Argilla 2.4 リリースノート / 新機能
Argilla 2.4 は、Hugging Face Hub からデータセットを Argilla の UI に直接インポートできるようにすることで、コードを書かずに AI データセットを作成できるようにします。このアップデートにより、ファインチューニングや評価のための人間のフィードバック収集が効率化され、Python に不慣れなドメイン専門家でもデータセット作成が可能になります。
Hugging Face Hub でのノーコードデータセット作成
Argilla 2.4 は、現在 230,000 以上のデータセットがホストされている Hugging Face Hub から任意の公開データセットをインポートし、AI プロジェクトの基盤として利用できるようにします。Argilla の UI を使用することで、開発者やドメイン専門家は Python SDK を使用せずに質問を定義し、人間のフィードバックを収集できます。
この機能は、以下の主要なユースケースをサポートするよう設計されています:
- Community Contribution(コミュニティ貢献): ユーザーはオープンデータセットを公開 Argilla Space にインポートし、URL を共有して広範なコミュニティからフィードバックを集めることができます。
- New Dataset Creation(新規データセット作成): ユーザーは CSV を Hub にアップロードし、Argilla Space にインポートして、ゼロからラベリングを開始できます。
- Dataset Curation(データセットキュレーション): 既存の Hub データセットを Argilla Space にインポートし、モデルのファインチューニングや評価向けにキュレーションできます。
- Dataset Improvement(データセット改善): ユーザーは既存の Hub データセットをインポートし、フィードバックを提供してコミュニティの利益のために改善できます。
技術的ワークフローと実装
これらの機能を使用するには、まず Argilla をデプロイする必要があります。
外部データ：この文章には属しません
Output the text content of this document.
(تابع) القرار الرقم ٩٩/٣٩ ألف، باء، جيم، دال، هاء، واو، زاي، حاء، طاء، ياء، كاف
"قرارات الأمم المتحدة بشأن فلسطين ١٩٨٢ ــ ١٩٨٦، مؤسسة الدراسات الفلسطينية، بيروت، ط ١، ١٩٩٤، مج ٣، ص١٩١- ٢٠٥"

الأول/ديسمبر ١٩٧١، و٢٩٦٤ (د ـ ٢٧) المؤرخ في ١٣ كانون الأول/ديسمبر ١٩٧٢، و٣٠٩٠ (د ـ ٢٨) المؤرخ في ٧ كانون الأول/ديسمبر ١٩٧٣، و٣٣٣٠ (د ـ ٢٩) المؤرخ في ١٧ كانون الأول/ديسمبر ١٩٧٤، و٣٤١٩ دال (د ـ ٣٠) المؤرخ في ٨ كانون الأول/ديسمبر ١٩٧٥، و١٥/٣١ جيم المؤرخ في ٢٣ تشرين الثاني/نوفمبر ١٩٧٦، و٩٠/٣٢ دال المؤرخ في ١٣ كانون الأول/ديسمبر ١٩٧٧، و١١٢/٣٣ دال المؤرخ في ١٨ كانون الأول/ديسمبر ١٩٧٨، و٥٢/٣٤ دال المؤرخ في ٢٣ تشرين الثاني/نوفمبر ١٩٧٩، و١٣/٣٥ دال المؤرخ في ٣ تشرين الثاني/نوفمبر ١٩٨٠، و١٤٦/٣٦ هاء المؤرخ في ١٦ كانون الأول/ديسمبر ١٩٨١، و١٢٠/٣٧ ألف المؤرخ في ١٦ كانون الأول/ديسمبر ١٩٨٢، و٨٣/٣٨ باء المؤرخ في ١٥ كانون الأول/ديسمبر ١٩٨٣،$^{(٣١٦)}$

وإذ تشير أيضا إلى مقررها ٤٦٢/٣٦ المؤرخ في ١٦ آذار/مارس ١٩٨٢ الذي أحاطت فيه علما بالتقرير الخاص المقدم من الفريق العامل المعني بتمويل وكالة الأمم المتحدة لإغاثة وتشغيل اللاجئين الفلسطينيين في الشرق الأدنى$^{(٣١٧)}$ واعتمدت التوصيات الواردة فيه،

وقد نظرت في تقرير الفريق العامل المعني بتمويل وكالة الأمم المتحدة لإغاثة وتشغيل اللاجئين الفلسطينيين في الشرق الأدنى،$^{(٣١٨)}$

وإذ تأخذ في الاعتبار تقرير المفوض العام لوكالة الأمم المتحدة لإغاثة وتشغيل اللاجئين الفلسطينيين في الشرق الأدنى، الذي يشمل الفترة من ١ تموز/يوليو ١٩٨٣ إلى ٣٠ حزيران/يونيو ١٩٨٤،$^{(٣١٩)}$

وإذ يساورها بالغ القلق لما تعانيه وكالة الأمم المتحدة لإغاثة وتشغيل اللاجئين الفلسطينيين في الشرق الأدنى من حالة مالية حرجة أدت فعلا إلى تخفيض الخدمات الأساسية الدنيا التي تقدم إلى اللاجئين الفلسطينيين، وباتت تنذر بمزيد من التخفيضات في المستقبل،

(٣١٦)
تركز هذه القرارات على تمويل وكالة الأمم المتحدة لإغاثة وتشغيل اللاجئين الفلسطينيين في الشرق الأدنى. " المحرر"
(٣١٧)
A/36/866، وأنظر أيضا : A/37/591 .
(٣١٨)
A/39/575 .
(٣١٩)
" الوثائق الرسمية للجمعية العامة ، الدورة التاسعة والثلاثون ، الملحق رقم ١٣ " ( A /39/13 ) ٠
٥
推奨される方法は Hugging Face Spaces へのデプロイです。デフォルトのデプロイには Hugging Face OAuth が含まれており、Space が公開されている場合、Hub のユーザーは誰でもアノテーションを提供できます。
インポートプロセスは以下の手順で進みます:
- Dataset Selection(データセット選択): ユーザーはサインインし、ホームページの「Import dataset from Hugging Face」ボタンを使用して、リポジトリ ID を入力するか、サンプルデータセットを選択します。
- Configuration(設定): Argilla はデータセットの特徴に基づいて初期設定を自動的に提案します。その後、ユーザーは質問(ラベル、評価、ランキング、テキストなど)を追加したり、不要なフィールド(テキスト、チャット、画像など)を削除したりできます。
- Dataset Creation(データセット作成): 設定が確定し、変更がリアルタイムで反映されたら、ユーザーは「Create dataset」ボタンをクリックしてインポートを完了します。
この機能の最初のバージョンでは、Hub のデータセットは公開されている必要があります。プライベートデータセットへの対応は、現在将来の開発向けに要望として挙げられています。
Hugging Face エコシステムとの統合
ノーコード UI がインポートプロセスを簡素化する一方で、高度なカスタマイズが必要なユーザー向けに Argilla Python SDK は引き続き利用可能です。Argilla はオープンソースのデータ中心ツールで、Hugging Face Hub と統合されており、AI 開発者とドメイン専門家が協力して高品質なデータセットを構築できるよう設計されています。